Plant level respiratory 13C discrimination
The results demonstrated that, if the proportions of the CO2 respired by different plant parts and proportions of carbon allocated to these different parts were considered in a mass balance, there was a small plant-level respiratory 13C discrimination. Plant-level respiratory 13C discrimination was small, because of the opposing behaviour of shoots and roots. Still the effect was significant (P < 0.01) and averaged −0.7‰ meaning that respiratory CO2 was somewhat 13C-enriched relative to photosynthetic products. This effect was nearly identical with that of perennial ryegrass stands determined by other means, i.e. by continuous 13CO2/12CO2 gas exchange measurements of whole stands in light and darkness (Schnyder et al. 2003). Since respiration consumed about 45% (± 0.04) of total photosynthate in the present experiments, the effect of respiratory 13C discrimination on the δ13C of total biomass was small: on average of the different experiments it would have shifted the δ13C of biomass by less than 0.3‰ relative to the primary photosynthetic products. One implication of this finding is that neglecting respiratory 13C discrimination leads to only small errors in the interpretation of biomass-δ13C in terms of the contribution of stomatal and photosynthetic capacity limitations on photosynthesis, if it is based on whole plant δ13C. Because of its small magnitude the usefulness of ePlant for partitioning stand-scale respiratory and photosynthetic CO2 fluxes during isotopic equilibrium periods seems greatly limited. So, partitioning based on natural abundance isotope signatures would need to rely on isotopic disequilibria which naturally arise from changing environmental conditions, but which may vary greatly in magnitude. Yet, such environmental perturbations might entrain parallel changes in allocation, and shifts in the relative magnitudes of root and shoot respiration. Such effects could contribute to changes in the δ13C of plant level respiration via their (shoot and root) specific e. But whether or not such effects really occur remains to be tested.

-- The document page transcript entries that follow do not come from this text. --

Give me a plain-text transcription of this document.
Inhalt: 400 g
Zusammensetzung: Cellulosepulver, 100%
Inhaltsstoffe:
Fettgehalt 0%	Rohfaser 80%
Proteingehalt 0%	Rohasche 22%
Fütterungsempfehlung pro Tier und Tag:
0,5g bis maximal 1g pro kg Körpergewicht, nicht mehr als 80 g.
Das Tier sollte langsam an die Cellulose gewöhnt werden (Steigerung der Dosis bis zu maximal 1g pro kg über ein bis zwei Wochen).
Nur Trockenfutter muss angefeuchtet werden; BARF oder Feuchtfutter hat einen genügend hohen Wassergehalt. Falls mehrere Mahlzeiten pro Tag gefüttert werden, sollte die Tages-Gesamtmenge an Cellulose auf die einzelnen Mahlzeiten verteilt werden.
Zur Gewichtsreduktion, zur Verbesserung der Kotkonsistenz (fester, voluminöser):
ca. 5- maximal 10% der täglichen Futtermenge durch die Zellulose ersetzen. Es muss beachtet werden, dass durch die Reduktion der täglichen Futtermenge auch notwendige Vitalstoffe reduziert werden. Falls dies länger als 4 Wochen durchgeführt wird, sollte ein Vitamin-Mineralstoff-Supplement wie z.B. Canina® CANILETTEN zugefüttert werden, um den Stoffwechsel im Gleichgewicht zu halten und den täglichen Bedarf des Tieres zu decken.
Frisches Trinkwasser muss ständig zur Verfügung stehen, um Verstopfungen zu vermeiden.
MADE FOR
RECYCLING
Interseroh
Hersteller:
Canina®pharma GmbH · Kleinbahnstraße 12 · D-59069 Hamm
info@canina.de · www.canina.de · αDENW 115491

In conclusion, the finding of Ghashghaie and co-workers of a substantial (negative) 13C discrimination in respiration of leaves is validated by this study at the whole shoot level. However, the effect was strongly counterbalanced by roots which tended to produce 13C-depleted respiratory CO2, thus yielding only a small respiratory 13C discrimination at the whole plant level. The present results help to resolve the apparent conflict between leaf- and ecosystem-level 13C discrimination in respiration.
This work was supported by the Deutsche Forschungsgemeinschaft (SFB 607). Jaleh Ghashghaie is thanked for valuable comments on an earlier draft of the paper. We also thank two anonymous reviewers for thoughtful comments.